Question

I have seen some doc about Linux memory barrier. It mentioned that there are read memory barrier and write memory barrier. It is easy for me to understand the meaning of the write memory barrier, I do not see necessity of the read memory barrier!

Is it just to keep the read order of memory area? if the order is reverse I think the value still should be right, isn't it?

So is the read memory barrier : read operation barrier read operation or write operation barrier read operation?

It confuses me!

Was it helpful?

Solution

A read memory barrier forces reads before it to finish before reads after it. This is useful, for example, with memory mapped I/O, where a read from memory is actually a read from some device connected to the system.
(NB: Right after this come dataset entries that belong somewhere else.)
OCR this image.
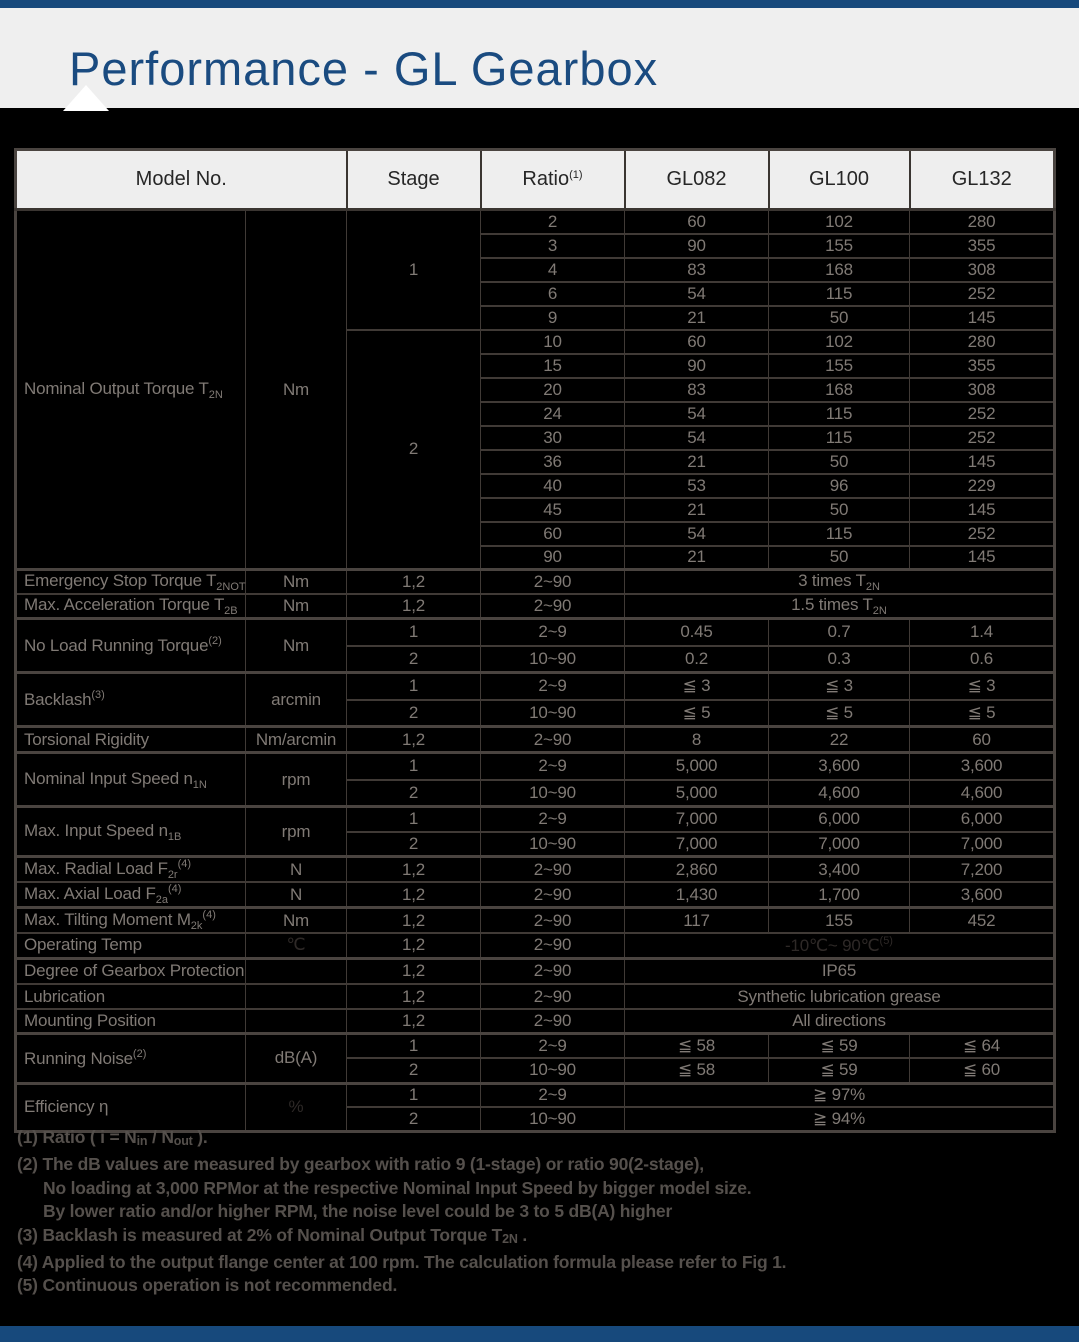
Performance - GL Gearbox
Model No.		Stage	Ratio$^{(1)}$	GL082	GL100	GL132
Nominal Output Torque $T_{2N}$	Nm	1	2	60	102	280
			3	90	155	355
			4	83	168	308
			6	54	115	252
			9	21	50	145
		2	10	60	102	280
			15	90	155	355
			20	83	168	308
			24	54	115	252
			30	54	115	252
			36	21	50	145
			40	53	96	229
			45	21	50	145
			60	54	115	252
			90	21	50	145
Emergency Stop Torque $T_{2NOT}$	Nm	1,2	2~90	3 times $T_{2N}$
Max. Acceleration Torque $T_{2B}$	Nm	1,2	2~90	1.5 times $T_{2N}$
No Load Running Torque$^{(2)}$	Nm	1	2~9	0.45	0.7	1.4
		2	10~90	0.2	0.3	0.6
Backlash$^{(3)}$	arcmin	1	2~9	≦ 3	≦ 3	≦ 3
		2	10~90	≦ 5	≦ 5	≦ 5
Torsional Rigidity	Nm/arcmin	1,2	2~90	8	22	60
Nominal Input Speed $n_{1N}$	rpm	1	2~9	5,000	3,600	3,600
		2	10~90	5,000	4,600	4,600
Max. Input Speed $n_{1B}$	rpm	1	2~9	7,000	6,000	6,000
		2	10~90	7,000	7,000	7,000
Max. Radial Load $F_{2r}^{(4)}$	N	1,2	2~90	2,860	3,400	7,200
Max. Axial Load $F_{2a}^{(4)}$	N	1,2	2~90	1,430	1,700	3,600
Max. Tilting Moment $M_{2k}^{(4)}$	Nm	1,2	2~90	117	155	452
Operating Temp	℃	1,2	2~90	-10℃~ 90℃$^{(5)}$
Degree of Gearbox Protection		1,2	2~90	IP65		
Lubrication		1,2	2~90	Synthetic lubrication grease		
Mounting Position		1,2	2~90	All directions		
Running Noise$^{(2)}$	dB(A)	1	2~9	≦ 58	≦ 59	≦ 64
		2	10~90	≦ 58	≦ 59	≦ 60
Efficiency η	%	1	2~9	≧ 97%		
		2	10~90	≧ 94%		
(1) Ratio ( i = Nin / Nout ).
(2) The dB values are measured by gearbox with ratio 9 (1-stage) or ratio 90(2-stage),
No loading at 3,000 RPMor at the respective Nominal Input Speed by bigger model size.
By lower ratio and/or higher RPM, the noise level could be 3 to 5 dB(A) higher
(3) Backlash is measured at 2% of Nominal Output Torque T2N .
(4) Applied to the output flange center at 100 rpm. The calculation formula please refer to Fig 1.
(5) Continuous operation is not recommended.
MMIO reads need to be performed in program order because they might have side effects on the device you are reading from. For example, if the device is streaming data, reading the value could cause the device to replace it with a new value. It could also cause an action which may trigger a change at a different MMIO location. Therefore, reads to these two locations must be ordered, since the results depend on the order they are performed.

OTHER TIPS

Even reads that have no side effects have to be ordered sometimes. Consider the following idiom:

extern some_flag_type message_is_ready_flag;
extern some message_type message_data;
while(message_is_ready_flag)     // First read
    continue;
... = message_data;              // Second read

Assume some other thread will write to message_data first, and then writes to message_is_ready_flag.

If in the code above, the second read happens first, it might not read the intended value. Note that the writing thread needs to use a corresponding writer barrier. That's why the Linux documentation notes that "read barriers should normally be paired with write barriers".